----

## Monte Carlo Control without Exploring Starts 

**Question.** How can we avoid the unlikely assumption of exploring starts? (That all actions are selected infinitely often)

**Solutions.** On-policy methods and off-policy methods.... 

### On-Policy Methods
On-policy methods attempt to evaluate or to improve the policy that is being used to make decisions, whereas off-policy methods evaluate or improve a policy different from the one used to generate the data; with Monte Carlo methods the data here are the episodes generated by the policy. The Monte Carlo ES method above is considered a on-policy method, but we now discuss a on-policy method  which does not assume anything about exploring starts. Off-policy methods are considered in the next section. 

* On-policy control methods typically have *soft policies*, meaning that $\pi(a, s) > 0$ for all $s \in \mathcal{S}$ and all $a \in \mathcal{A}(s)$. 

The most popular soft policies are the *$\epsilon$-greedy* policies, meaning that most of the time they choose an action that has a maximal estimated action value, but with probability $\epsilon$ they instead select an action at random (recall such policies from the Bandits problem covered in Sutton & Barto Chapter 2). 

* ($\implies$) All nongreedy actions are given the minimal probability of selection $\frac{\epsilon}{|\mathcal{A}(s)|}$. 

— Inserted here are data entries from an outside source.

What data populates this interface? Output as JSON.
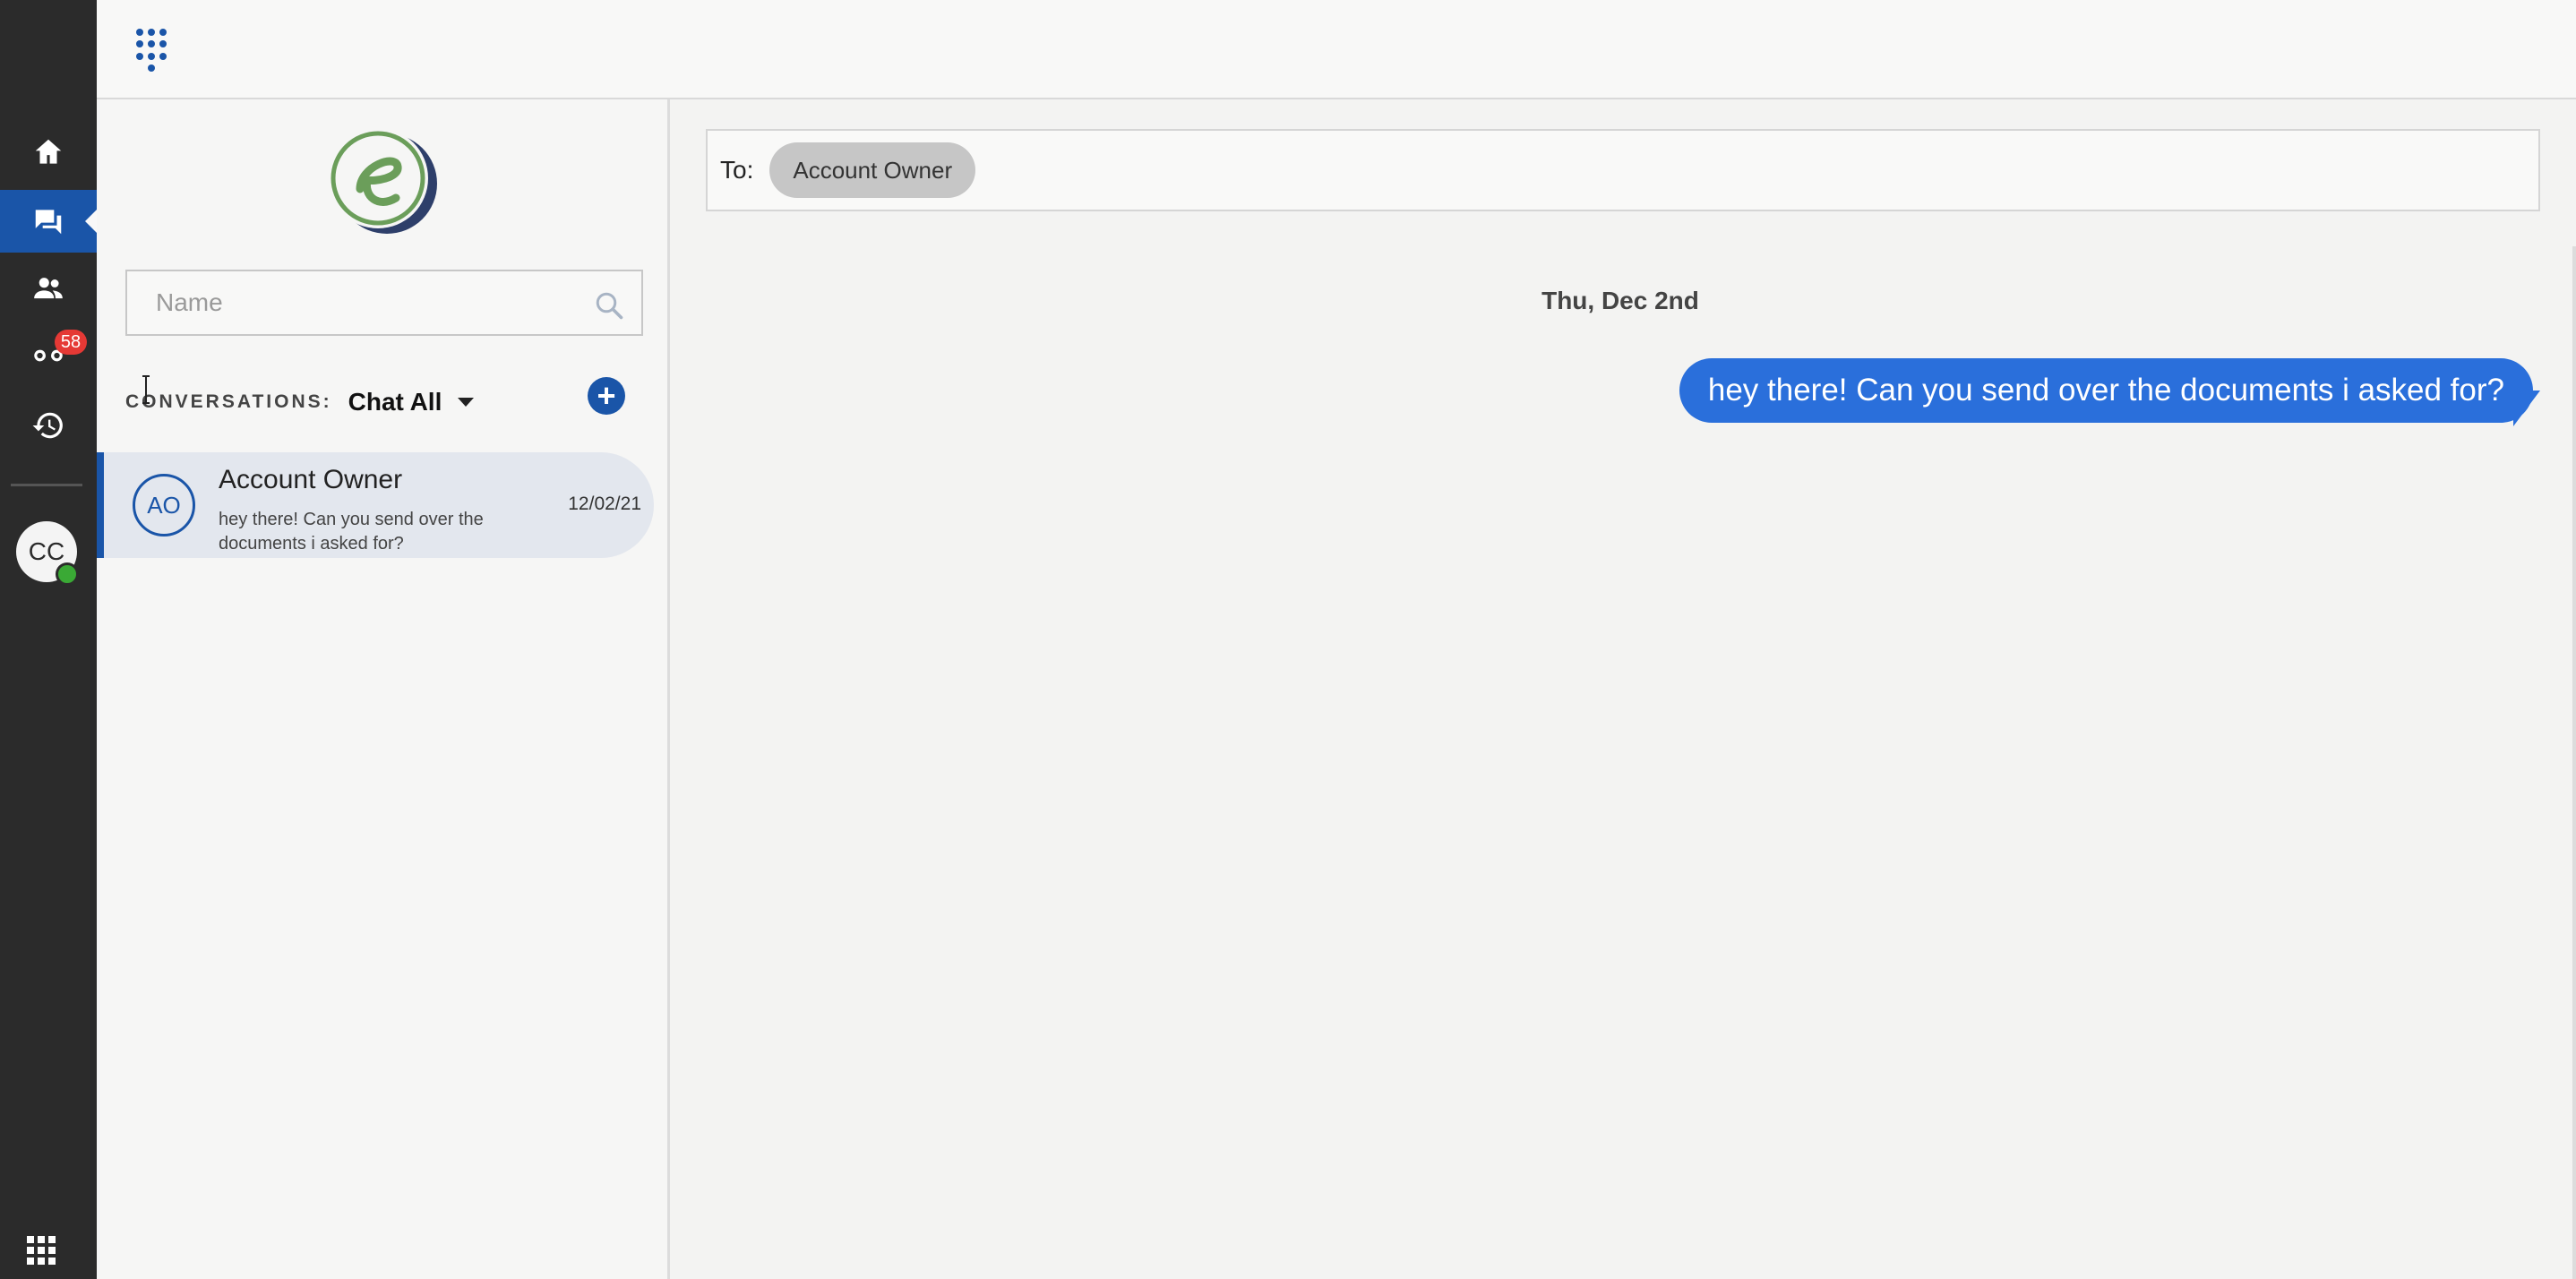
{
  "rail": {
    "voicemail_badge": "58",
    "user_initials": "CC",
    "items": [
      {
        "name": "home-icon"
      },
      {
        "name": "chat-icon",
        "active": true
      },
      {
        "name": "contacts-icon"
      },
      {
        "name": "voicemail-icon"
      },
      {
        "name": "history-icon"
      }
    ],
    "presence_color": "#3aa935"
  },
  "search": {
    "placeholder": "Name",
    "value": ""
  },
  "conversations": {
    "label": "CONVERSATIONS:",
    "filter": "Chat All",
    "items": [
      {
        "initials": "AO",
        "name": "Account Owner",
        "preview": "hey there! Can you send over the documents i asked for?",
        "date": "12/02/21"
      }
    ]
  },
  "composer": {
    "to_label": "To:",
    "recipient": "Account Owner"
  },
  "thread": {
    "date_divider": "Thu, Dec 2nd",
    "messages": [
      {
        "text": "hey there! Can you send over the documents i asked for?",
        "outgoing": true
      }
    ]
  },
  "colors": {
    "accent": "#1a55a8",
    "bubble": "#2a6fdb",
    "rail_bg": "#2b2b2b",
    "badge": "#e53935"
  }
}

* ($\implies$) The remaining greedy action is given the remaining buld probability of $1 - \epsilon + \frac{\epsilon}{|\mathcal{A}(s)|}$. 

Find the code implementing **on-policy first-visit Monte Carlo control (for $\epsilon$-soft policies), estimates for $\pi \approx \pi_{*}$** in the following code cell.

----

In [2]:
import numpy as np

def first_visit_monte_carlo_es(env, gamma=1.0, num_episodes=10_000):

    # We will use Python dictionaries to represent the policy, Q and returns.
    # The policy is a mapping from state to action; initially, it is a random policy.
    pi = {state : np.random.choice([action for action in env.action_space]) for state in env.state_space}

    # Q is a mapping from state-action pair to expected return.
    Q = {state : {action : 0.0 for action in env.action_space} for state in env.state_space}

    # returns is a mapping from state-action pair to a list of returns.
    returns = {state : {action : [] for action in env.action_space} for state in env.state_space}

    for _ in range(num_episodes):

        # Generate an episode.
        episode = []

        # Starting from a random state and action, after which the policy is followed.
        state = env.state_space.sample()
        action = env.action_space.sample()
        env.reset(observation=state)
        next_state, reward, terminated = env.step(action)
        episode.append((state, action, reward))
        state = next_state

        # Follow the policy.
        while not terminated:
            action = pi[state]
            next_state, reward, terminated = env.step(action)
            episode.append((state, action, reward))
            state = next_state

        # Update Q and pi. This is the first-visit MC method.
        # G is the expected return from the current state onwards.
        G = 0
        for t in range(len(episode) - 1, -1, -1):
            state, action, reward = episode[t]
            G = gamma*G + reward
            if (state, action) not in [(x[0], x[1]) for x in episode[:t]]:
                returns[state][action].append(G)
                Q[state][action] = np.mean(returns[state][action])
                pi[state] = np.argmax(Q[state])

    return pi

In [3]:
# Import the custom blackjack environment
from custom_classes import CustomBlackjackEnv
env = CustomBlackjackEnv()

pi = first_visit_monte_carlo_es(env, num_episodes=500_000)

In [4]:
num_games = 100_000

################################################################################
# Random policy win percentage over 100_000 games.

num_wins = 0
for _ in range(num_games):
    observation = env.reset()
    terminated = False
    while not terminated:
        action = env.action_space.sample()
        observation, reward, terminated = env.step(action)
    if reward == 1:
        num_wins += 1
win_percentage = num_wins / num_games * 100
print(f"Random policy win percentage over {num_games} games: {win_percentage:.1f}%")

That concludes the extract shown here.